Solution Developed In:

The Question

For this article we will be covering Leetcode's '100. Same Tree' question. This question is rated as an Easy question.

Question:

Given the roots of two binary trees p and q, write a function to check if they are the same or not.
Two binary trees are considered the same if they are structurally identical, and the nodes have the same value.

Example:

     1      1
    / \    / \
   2   3  2   3

Input: p = [1,2,3], q = [1,2,3]
Output: true

Explaining The Question

What we're being asked is to check if two binary trees are the same or not. Which mean's we're expected to compare all the values of the nodes from both trees in the same order.

Recommended Knowledge

1. Binary Tree
2. Depth First Search (Recursive)
3. Javascript Stack
4. Recursion

What do we know?

1. That we have 2 trees and we need to check that they're the same
2. The max number of nodes a tree can have is 100.

How we're going to do it:

1. We're going to do this recursively.

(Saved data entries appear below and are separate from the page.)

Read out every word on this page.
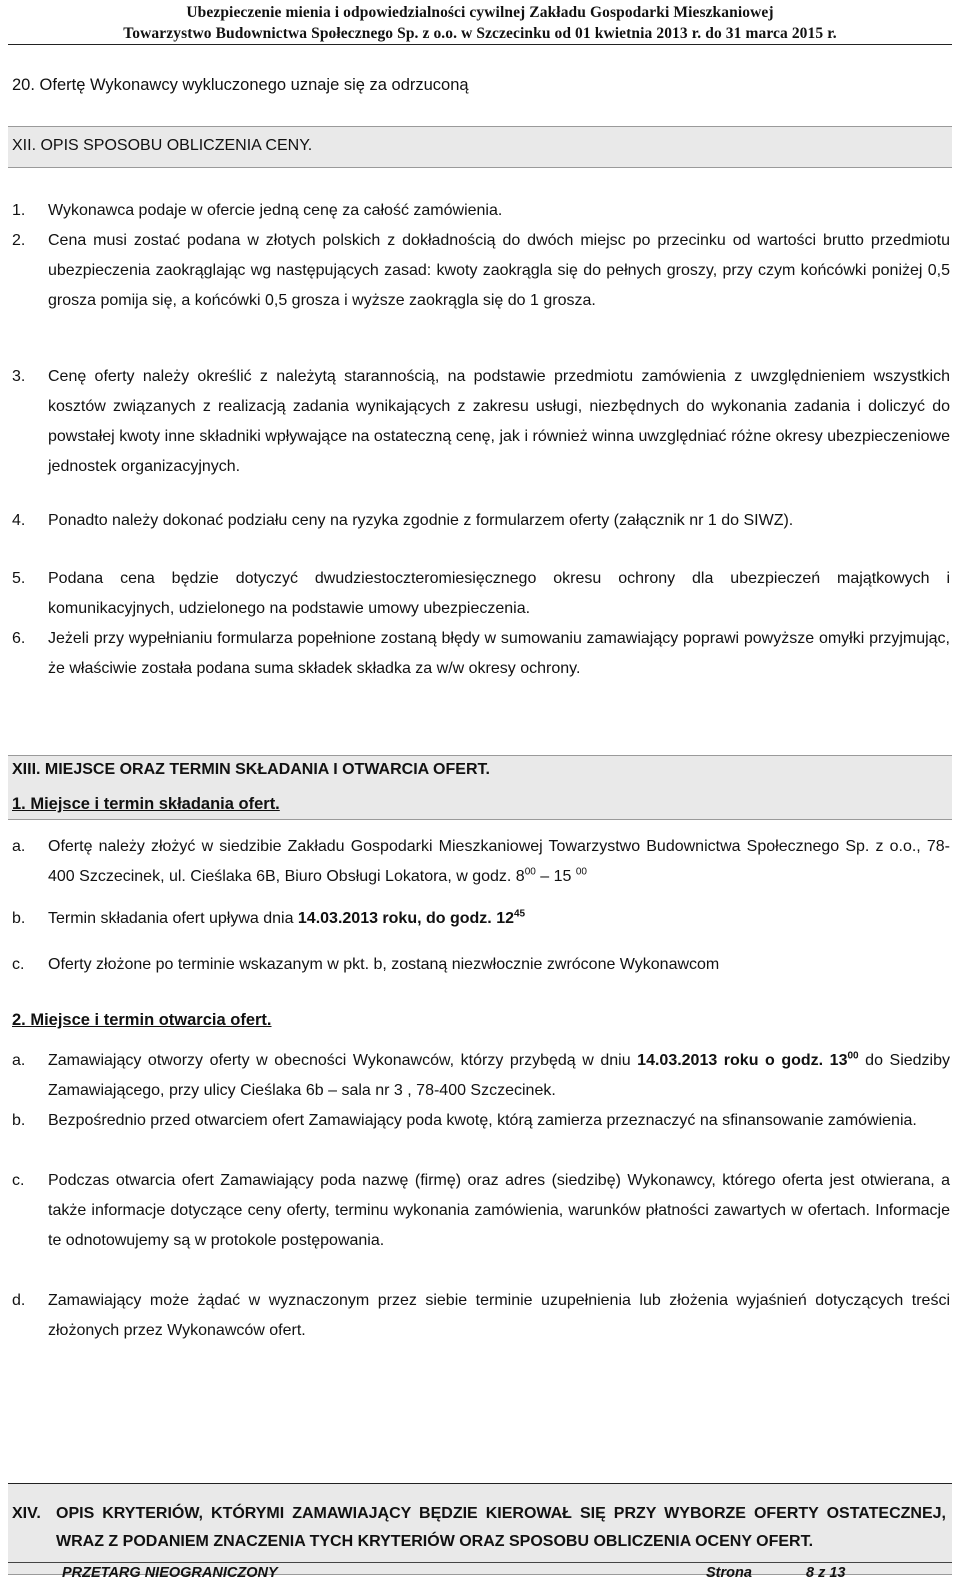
Ubezpieczenie mienia i odpowiedzialności cywilnej Zakładu Gospodarki Mieszkaniowej
Towarzystwo Budownictwa Społecznego Sp. z o.o. w Szczecinku od 01 kwietnia 2013 r. do 31 marca 2015 r.
20. Ofertę Wykonawcy wykluczonego uznaje się za odrzuconą
XII. OPIS SPOSOBU OBLICZENIA CENY.
1. Wykonawca podaje w ofercie jedną cenę za całość zamówienia.
2. Cena musi zostać podana w złotych polskich z dokładnością do dwóch miejsc po przecinku od wartości brutto przedmiotu ubezpieczenia zaokrąglając wg następujących zasad: kwoty zaokrągla się do pełnych groszy, przy czym końcówki poniżej 0,5 grosza pomija się, a końcówki 0,5 grosza i wyższe zaokrągla się do 1 grosza.
3. Cenę oferty należy określić z należytą starannością, na podstawie przedmiotu zamówienia z uwzględnieniem wszystkich kosztów związanych z realizacją zadania wynikających z zakresu usługi, niezbędnych do wykonania zadania i doliczyć do powstałej kwoty inne składniki wpływające na ostateczną cenę, jak i również winna uwzględniać różne okresy ubezpieczeniowe jednostek organizacyjnych.
4. Ponadto należy dokonać podziału ceny na ryzyka zgodnie z formularzem oferty (załącznik nr 1 do SIWZ).
5. Podana cena będzie dotyczyć dwudziestoczteromiesięcznego okresu ochrony dla ubezpieczeń majątkowych i komunikacyjnych, udzielonego na podstawie umowy ubezpieczenia.
6. Jeżeli przy wypełnianiu formularza popełnione zostaną błędy w sumowaniu zamawiający poprawi powyższe omyłki przyjmując, że właściwie została podana suma składek składka za w/w okresy ochrony.
XIII. MIEJSCE ORAZ TERMIN SKŁADANIA I OTWARCIA OFERT.
1. Miejsce i termin składania ofert.
a. Ofertę należy złożyć w siedzibie Zakładu Gospodarki Mieszkaniowej Towarzystwo Budownictwa Społecznego Sp. z o.o., 78-400 Szczecinek, ul. Cieślaka 6B, Biuro Obsługi Lokatora, w godz. $8^{00} - 15$ $^{00}$
b. Termin składania ofert upływa dnia 14.03.2013 roku, do godz. $12^{45}$
c. Oferty złożone po terminie wskazanym w pkt. b, zostaną niezwłocznie zwrócone Wykonawcom
2. Miejsce i termin otwarcia ofert.
a. Zamawiający otworzy oferty w obecności Wykonawców, którzy przybędą w dniu 14.03.2013 roku o godz. $13^{00}$ do Siedziby Zamawiającego, przy ulicy Cieślaka 6b – sala nr 3 , 78-400 Szczecinek.
b. Bezpośrednio przed otwarciem ofert Zamawiający poda kwotę, którą zamierza przeznaczyć na sfinansowanie zamówienia.
c. Podczas otwarcia ofert Zamawiający poda nazwę (firmę) oraz adres (siedzibę) Wykonawcy, którego oferta jest otwierana, a także informacje dotyczące ceny oferty, terminu wykonania zamówienia, warunków płatności zawartych w ofertach. Informacje te odnotowujemy są w protokole postępowania.
d. Zamawiający może żądać w wyznaczonym przez siebie terminie uzupełnienia lub złożenia wyjaśnień dotyczących treści złożonych przez Wykonawców ofert.
XIV. OPIS KRYTERIÓW, KTÓRYMI ZAMAWIAJĄCY BĘDZIE KIEROWAŁ SIĘ PRZY WYBORZE OFERTY OSTATECZNEJ, WRAZ Z PODANIEM ZNACZENIA TYCH KRYTERIÓW ORAZ SPOSOBU OBLICZENIA OCENY OFERT.
PRZETARG NIEOGRANICZONY	Strona	8 z 13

Meaning, that at each node in the both trees, we're going to be visiting at one point. We do this by recalling the isSameTree function with the left or right pointers
2. We're going to go to each node in both trees at the same time. That is to say, in tree 1, when we go left, we also go left in tree 2. Until we reach the very end of that right tree. We will also do this with the right tree too.
3. Each time we visit a new node, we will make a check, are both nodes empty? In this case, both trees are empty and are at the end and thus correct.
4. Are any of the pointers null that aren't supposed to be? Meaning the mirror node isn't null? In this case, it's a invalid tree.
5. We then check the values. Are they not the same? Then it's a invalid tree
6. Repeat this until all nodes are exhausted, comparing that both the left and right trees are valid.

Big O Notation:

• Time Complexity: O(n) | Where n is equal to the number of nodes in both trees. | We visit every node in worst case
• Space Complexity: O(h) | Where h is the height of the tallest tree. This is within the Call Stack | In the worst case, a tree's number of nodes is it's height. Thus it's argued the real space complexity is O(n)

Leetcode Results:

See Submission Link:

• Runtime: 64 ms, faster than 84.15% of JavaScript online submissions for Same Tree.
• Memory Usage: 42.3 MB, less than 58.35% of JavaScript online submissions for Same Tree.

The Solution

/**
 * Definition for a binary tree node.
 * function TreeNode(val, left, right) {
 * this.val   = (val===undefined ? 0 : val)
 * this.left  = (left===undefined ? null : left)
 * this.right = (right===undefined ? null : right)
 * }
 */
/**
 * @param {TreeNode} p
 * @param {TreeNode} q
 * @return {boolean}
 */
var isSameTree = function (p, q) {
    /* -------------------------------------------------------------------------- */
    /*                               100. Same Tree                               */
    /* -------------------------------------------------------------------------- */

    /**
     * @author  Samuel Hinchliffe
     * @see    {@link linkedin.com/in/samuel-hinchliffe-🚀-2bb5801a5/ | Author's Linkedin }
     * @see    {@link github.com/Samuel-Hinchliffe}
     */


    /* ----------------------------- Solution Below ----------------------------- */

    // So both our trees current node is null
    // This mean's they both reached the end of the tree
    // at the same time without error
    if (p == null && q == null) {
        return true;
    }

    // One of the pointers are null when another is not
    // This mean's one of our pointers has traversed to a correct node
    // but another has reached the end of the list too early and thus
    // cannot be a valid mirror tree
    if ((p == null && q != null) || (q == null && p != null)) {
        return false;
    }

    // As we have moved nodes
    // Are they the same value?
    if (p.val != q.val) {
        return false;
    }

    // Get both left nodes
    // We will traverse the left nodes in a DFS fashion
    // to be able to compare both left nodes at the same time
    // So we move left at the same time on both trees.
    let good_lefts = isSameTree(p.left, q.left);

    // Get both right nodes
    // We will traverse the right nodes in a DFS fashion
    // to be able to compare both right nodes at the same time
    // So we move right at the same time on both trees.
    let good_rights = isSameTree(p.right, q.right);

    // So are both sides good?
    return good_lefts && good_rights;
};